Shortly after spring training, on May 15, 1935, the St. Louis Browns acquired Van Atta from the Yankees.

====St. Louis Browns (1935–1939)====
In 1935, Van Atta went 9–16 with a 5.30 ERA, but still Van Atta managed to lead the league with 58 appearances (his 16 losses were the second highest total in the league, behind only Bobo Newsom's 18). He posted an even worse ERA the next season, at 6.60, but again he led the league in appearances with 52. Van Atta played his final game on May 11, 1939.

Overall in his career, Van Atta went 33–41 with a 5.60 ERA. At the plate, he hit .228 with 2 home runs, and on the field he showed off a .929 fielding percentage.

====Toronto Maple Leafs (1939–1940)====
On May 14, 1939, he was purchased by Toronto Maple Leafs (now defunct) then a Double-A minor-league team affiliated with the International League from the Browns.

===After baseball===
Van Atta was elected County Sheriff in Sussex County in northwestern New Jersey in 1941 and served one three-year term until 1944. His fellow Yankee, Babe Ruth campaigned on his behalf. Van Atta later served two three-year terms as on the Sussex County Board of Chosen Freeholders.

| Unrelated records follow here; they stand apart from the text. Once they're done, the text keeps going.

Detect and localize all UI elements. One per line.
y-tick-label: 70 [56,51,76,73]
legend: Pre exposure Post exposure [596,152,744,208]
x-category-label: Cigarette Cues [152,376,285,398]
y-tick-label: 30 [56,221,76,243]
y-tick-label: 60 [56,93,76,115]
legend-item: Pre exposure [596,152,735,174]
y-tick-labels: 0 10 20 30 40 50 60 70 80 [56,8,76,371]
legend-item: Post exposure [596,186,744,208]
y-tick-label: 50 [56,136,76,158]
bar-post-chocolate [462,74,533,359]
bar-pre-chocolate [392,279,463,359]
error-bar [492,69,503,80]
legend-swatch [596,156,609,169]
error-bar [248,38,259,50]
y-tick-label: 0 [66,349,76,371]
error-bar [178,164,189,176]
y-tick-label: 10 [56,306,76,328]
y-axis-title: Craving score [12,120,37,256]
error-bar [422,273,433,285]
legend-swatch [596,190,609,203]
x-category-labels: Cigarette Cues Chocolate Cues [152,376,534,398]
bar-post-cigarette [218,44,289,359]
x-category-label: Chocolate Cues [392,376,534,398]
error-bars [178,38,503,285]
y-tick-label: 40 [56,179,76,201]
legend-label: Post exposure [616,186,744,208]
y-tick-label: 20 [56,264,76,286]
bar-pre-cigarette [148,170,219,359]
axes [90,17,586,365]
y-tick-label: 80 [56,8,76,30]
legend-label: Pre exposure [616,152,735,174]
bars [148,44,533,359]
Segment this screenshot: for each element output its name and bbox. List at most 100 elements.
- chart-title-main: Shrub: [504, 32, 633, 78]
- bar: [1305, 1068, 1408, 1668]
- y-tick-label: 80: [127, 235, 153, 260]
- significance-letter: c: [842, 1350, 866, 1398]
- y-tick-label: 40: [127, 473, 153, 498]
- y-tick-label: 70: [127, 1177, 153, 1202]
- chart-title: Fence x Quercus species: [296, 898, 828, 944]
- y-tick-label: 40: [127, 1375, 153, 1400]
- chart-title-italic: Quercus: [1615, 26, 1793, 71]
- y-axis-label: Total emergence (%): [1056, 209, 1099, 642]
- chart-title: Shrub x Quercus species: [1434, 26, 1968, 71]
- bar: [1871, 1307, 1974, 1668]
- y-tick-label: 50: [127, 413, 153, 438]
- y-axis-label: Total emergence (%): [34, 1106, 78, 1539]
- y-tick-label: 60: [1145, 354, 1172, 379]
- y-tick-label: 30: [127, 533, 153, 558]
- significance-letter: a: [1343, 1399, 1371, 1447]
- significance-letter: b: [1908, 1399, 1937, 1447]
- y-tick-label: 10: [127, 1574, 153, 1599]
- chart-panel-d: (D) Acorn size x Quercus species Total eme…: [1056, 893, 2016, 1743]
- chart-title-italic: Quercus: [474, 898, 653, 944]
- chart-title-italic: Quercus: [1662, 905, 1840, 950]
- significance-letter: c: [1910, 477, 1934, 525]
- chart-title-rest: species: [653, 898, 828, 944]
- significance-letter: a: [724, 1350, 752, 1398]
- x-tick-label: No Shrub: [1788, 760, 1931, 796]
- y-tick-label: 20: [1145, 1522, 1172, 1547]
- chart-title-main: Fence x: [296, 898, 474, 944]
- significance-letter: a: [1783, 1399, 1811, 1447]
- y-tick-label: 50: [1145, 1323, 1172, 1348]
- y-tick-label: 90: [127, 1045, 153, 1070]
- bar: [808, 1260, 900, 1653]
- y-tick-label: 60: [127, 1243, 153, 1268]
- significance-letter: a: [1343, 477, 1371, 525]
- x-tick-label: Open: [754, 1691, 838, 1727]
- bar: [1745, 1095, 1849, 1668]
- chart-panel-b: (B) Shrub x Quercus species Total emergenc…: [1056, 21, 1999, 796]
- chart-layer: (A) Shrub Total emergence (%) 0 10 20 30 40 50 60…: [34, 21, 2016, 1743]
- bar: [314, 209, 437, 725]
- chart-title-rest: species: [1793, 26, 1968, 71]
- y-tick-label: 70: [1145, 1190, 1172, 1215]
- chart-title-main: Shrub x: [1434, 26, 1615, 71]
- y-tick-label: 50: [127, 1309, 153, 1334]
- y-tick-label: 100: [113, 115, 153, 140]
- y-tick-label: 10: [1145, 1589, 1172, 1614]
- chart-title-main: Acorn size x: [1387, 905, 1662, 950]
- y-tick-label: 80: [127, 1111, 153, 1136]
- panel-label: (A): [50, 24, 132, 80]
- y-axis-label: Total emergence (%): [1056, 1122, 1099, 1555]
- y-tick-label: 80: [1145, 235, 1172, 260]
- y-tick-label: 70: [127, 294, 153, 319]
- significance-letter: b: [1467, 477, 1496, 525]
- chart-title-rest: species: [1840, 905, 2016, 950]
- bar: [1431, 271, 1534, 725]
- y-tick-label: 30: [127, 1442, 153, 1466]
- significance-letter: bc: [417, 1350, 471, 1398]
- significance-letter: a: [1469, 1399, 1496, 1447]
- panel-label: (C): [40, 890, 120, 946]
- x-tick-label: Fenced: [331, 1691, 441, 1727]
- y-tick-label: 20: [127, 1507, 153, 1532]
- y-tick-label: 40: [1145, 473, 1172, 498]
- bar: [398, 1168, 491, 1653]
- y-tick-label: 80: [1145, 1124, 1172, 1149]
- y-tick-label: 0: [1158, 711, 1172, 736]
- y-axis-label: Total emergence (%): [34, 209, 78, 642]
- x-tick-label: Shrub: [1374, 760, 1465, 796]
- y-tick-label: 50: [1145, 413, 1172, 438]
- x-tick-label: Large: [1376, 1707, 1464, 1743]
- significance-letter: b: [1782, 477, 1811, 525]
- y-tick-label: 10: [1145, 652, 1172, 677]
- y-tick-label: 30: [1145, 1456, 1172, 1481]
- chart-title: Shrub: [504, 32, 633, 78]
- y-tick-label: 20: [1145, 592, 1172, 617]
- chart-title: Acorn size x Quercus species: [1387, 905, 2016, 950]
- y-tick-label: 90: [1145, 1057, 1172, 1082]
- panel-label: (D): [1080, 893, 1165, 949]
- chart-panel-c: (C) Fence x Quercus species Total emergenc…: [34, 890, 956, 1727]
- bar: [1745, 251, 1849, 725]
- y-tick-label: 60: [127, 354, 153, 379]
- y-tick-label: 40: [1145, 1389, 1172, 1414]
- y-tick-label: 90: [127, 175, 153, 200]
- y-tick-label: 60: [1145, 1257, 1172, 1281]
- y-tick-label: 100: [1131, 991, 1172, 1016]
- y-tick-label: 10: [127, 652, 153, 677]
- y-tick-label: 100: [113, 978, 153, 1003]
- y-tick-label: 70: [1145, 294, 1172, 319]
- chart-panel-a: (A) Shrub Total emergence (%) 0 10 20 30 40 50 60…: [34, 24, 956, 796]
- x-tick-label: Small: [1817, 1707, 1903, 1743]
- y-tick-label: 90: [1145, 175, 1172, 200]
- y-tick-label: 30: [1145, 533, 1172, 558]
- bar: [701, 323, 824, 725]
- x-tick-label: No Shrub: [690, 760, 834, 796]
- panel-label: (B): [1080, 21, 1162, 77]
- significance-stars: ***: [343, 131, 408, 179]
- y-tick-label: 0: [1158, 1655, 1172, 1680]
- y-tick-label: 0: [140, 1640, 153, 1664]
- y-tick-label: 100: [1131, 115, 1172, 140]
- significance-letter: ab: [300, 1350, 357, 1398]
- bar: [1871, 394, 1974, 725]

Later in life, he partnered a successful oil business, V&H Oil company, in Newton NJ, which was later bought out by Gulf Oil Company.

===Personal life===
Russell Van Atta married Helen Elizabeth Depue (1909–1998). They had one son, Russell Van Atta Jr. (1940–2012), and three daughters, Betty Jane, Awilda and Geraldine (1934–2008).

Van Atta died on October 10, 1986, in Andover, New Jersey, at the age of 80. He was buried in the Frankford Plains Cemetery in Augusta, New Jersey.